Explain The Concept Of A Company Charge 3 / 3

Charges

If a company is being wound up, the creditor with a debt secured by a charge will receive any payment before unsecured creditors and shareholders.

There are two types of charges available to debenture holders:

Fixed Charges

  • Attach to specific assets

  • The charged asset may not be disposed of

  • If the company defaults on the loan - the charge holder sells the asset and recover his / her money owed

  • On liquidation fixed charge holders get paid first

Floating Charges

  • They 'hovering' over classes of assets - not attached to specific ones

  • The charge attaches to class assets when:

    A company can't pay its debts
    A receiver gets appointed
    A company stops business
    A company goes into liquidation

  • The company can deal in charged assets before such events

  • The floating charge ranks behind fixed charge holders

Registering Charges

Must be registered within 21 days but are effective from date of creation – not registration. 

Fixed charges always rank above floating charges. 

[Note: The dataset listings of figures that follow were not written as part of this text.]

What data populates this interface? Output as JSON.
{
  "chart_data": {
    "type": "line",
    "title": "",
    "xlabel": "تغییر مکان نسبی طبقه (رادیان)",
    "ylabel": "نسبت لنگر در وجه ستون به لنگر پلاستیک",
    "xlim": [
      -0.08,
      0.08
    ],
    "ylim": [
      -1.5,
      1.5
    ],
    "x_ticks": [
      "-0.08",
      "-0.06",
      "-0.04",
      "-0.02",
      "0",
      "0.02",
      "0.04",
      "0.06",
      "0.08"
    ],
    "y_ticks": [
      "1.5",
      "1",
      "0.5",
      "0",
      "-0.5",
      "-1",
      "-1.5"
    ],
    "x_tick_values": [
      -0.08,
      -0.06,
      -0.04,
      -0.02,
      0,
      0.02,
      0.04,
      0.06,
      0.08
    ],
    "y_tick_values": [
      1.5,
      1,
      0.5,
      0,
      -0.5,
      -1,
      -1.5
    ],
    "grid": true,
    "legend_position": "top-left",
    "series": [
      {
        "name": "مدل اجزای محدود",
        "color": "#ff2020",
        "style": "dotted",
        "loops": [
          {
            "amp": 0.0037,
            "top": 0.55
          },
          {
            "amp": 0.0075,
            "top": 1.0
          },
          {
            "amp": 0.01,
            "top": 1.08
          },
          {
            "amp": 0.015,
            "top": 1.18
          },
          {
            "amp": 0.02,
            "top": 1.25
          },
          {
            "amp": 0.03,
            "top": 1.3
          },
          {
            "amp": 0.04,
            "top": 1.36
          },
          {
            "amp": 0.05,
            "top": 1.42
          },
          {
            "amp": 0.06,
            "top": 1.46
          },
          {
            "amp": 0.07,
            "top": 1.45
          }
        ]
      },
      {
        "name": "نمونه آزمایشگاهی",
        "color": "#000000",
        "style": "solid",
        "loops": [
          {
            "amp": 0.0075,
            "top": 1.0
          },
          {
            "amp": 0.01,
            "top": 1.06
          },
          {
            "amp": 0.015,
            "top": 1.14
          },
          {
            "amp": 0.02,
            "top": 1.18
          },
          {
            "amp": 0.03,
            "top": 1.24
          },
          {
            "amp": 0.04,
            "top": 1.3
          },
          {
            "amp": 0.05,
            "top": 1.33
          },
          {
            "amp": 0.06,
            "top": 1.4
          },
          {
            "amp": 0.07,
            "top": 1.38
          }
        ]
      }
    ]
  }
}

So -  a fixed charge created beats a floating charge created earlier

However a floating charge holder can create a Negative Pledge Clause (NPC) - which prevents a later dated fixed charge beating them. There must be some consideration paid for it and all subsequent charge holders are informed of the NPC

Any money owed to charge holders (after selling charged assets) becomes unsecured. So...

Fixed charge holders
Can appoint a Receiver to take control of the charged asset.

Floating charge holders
Can appoint an administrative receiver but their powers are limited by the Enterprise Act 2003.